Arindrajit Dube, a postdoctoral fellow at the institute, analyzed the results of the questions that were asked last summer of owners, managers, personnel department officials and others at 776 establishments about proposed health insurance reforms.
He and Reich report that 64 percent of business respondents support healthcare reform that requires that employers either provide health insurance, or pay a fee into a state fund, to cover the uninsured. Some 59 percent of business respondents who currently do not offer health insurance to workers also support such a healthcare reform, they said.
"The lack of difference is interesting," said Dube. "It shows that, regardless of whether businesses are currently offering insurance or not, they are broadly supportive of a policy that would require all employers to either provide health coverage or pay a fee to the state that covers workers that way."
The study found that 90 percent of firms that currently do not offer health benefits report that they operate in markets in which their competitors also do not provide such benefits.
This suggests, said Reich and Dube, that the businesses most affected by the proposed reform would find that their competitors would face similar effects, and that most businesses would not likely face cost increases that would erode their competitiveness.
Reich's survey data was also used to estimate the increases in costs that various businesses will face from the implementation of Senate Bill 2. Among the California employers to be covered (those with 20 or more employees), the researchers found that the typical business would see an annual increase in costs of $1,343 per newly insured worker, including the cost of insuring dependents.
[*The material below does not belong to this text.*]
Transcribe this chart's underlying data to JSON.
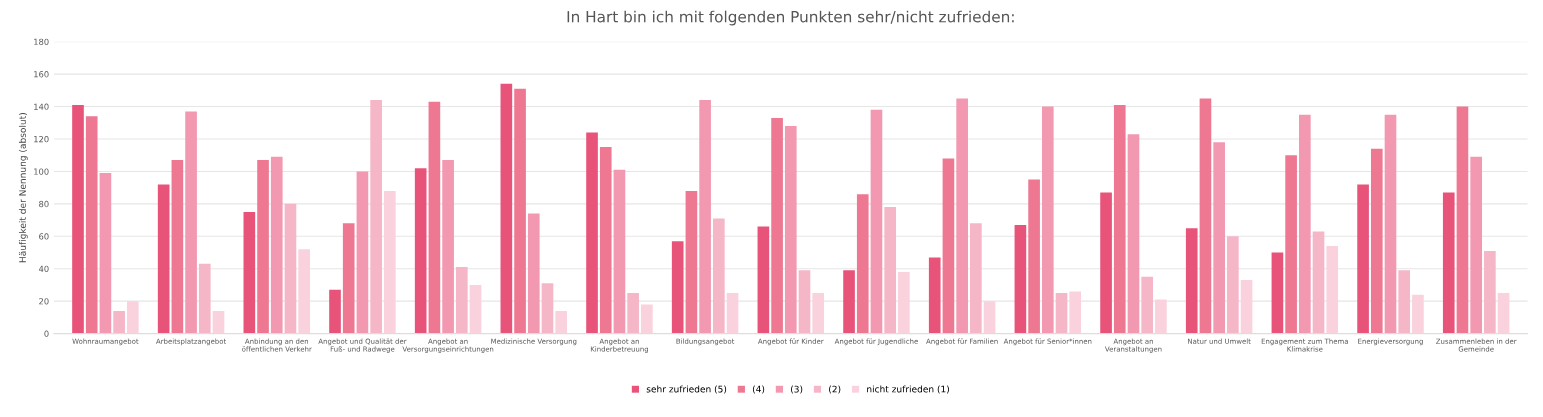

This represents a 0.2 percent increase in overall operating costs for these businesses, the researchers said.
The report said that an estimated 77 percent of covered businesses would see a rise in operating costs of less than 1 percent, and that 0.1 percent of covered businesses - 0.01 percent of all California businesses - would see a rise in operating costs of 4 percent or greater.
Higher premium costs have been responsible for declining insurance coverage in recent years, so a reform that would extend coverage is needed more than ever, said Reich.
"Our study points to a feasible and affordable - although only partial - solution," Reich said.
The Institute for Labor and Employment health insurance reform report is online at: http://www.iir.berkeley.edu/research/healthinsurancereform.html.
Reich will release the complete results of his comprehensive survey of more than 1,000 businesses in 2004.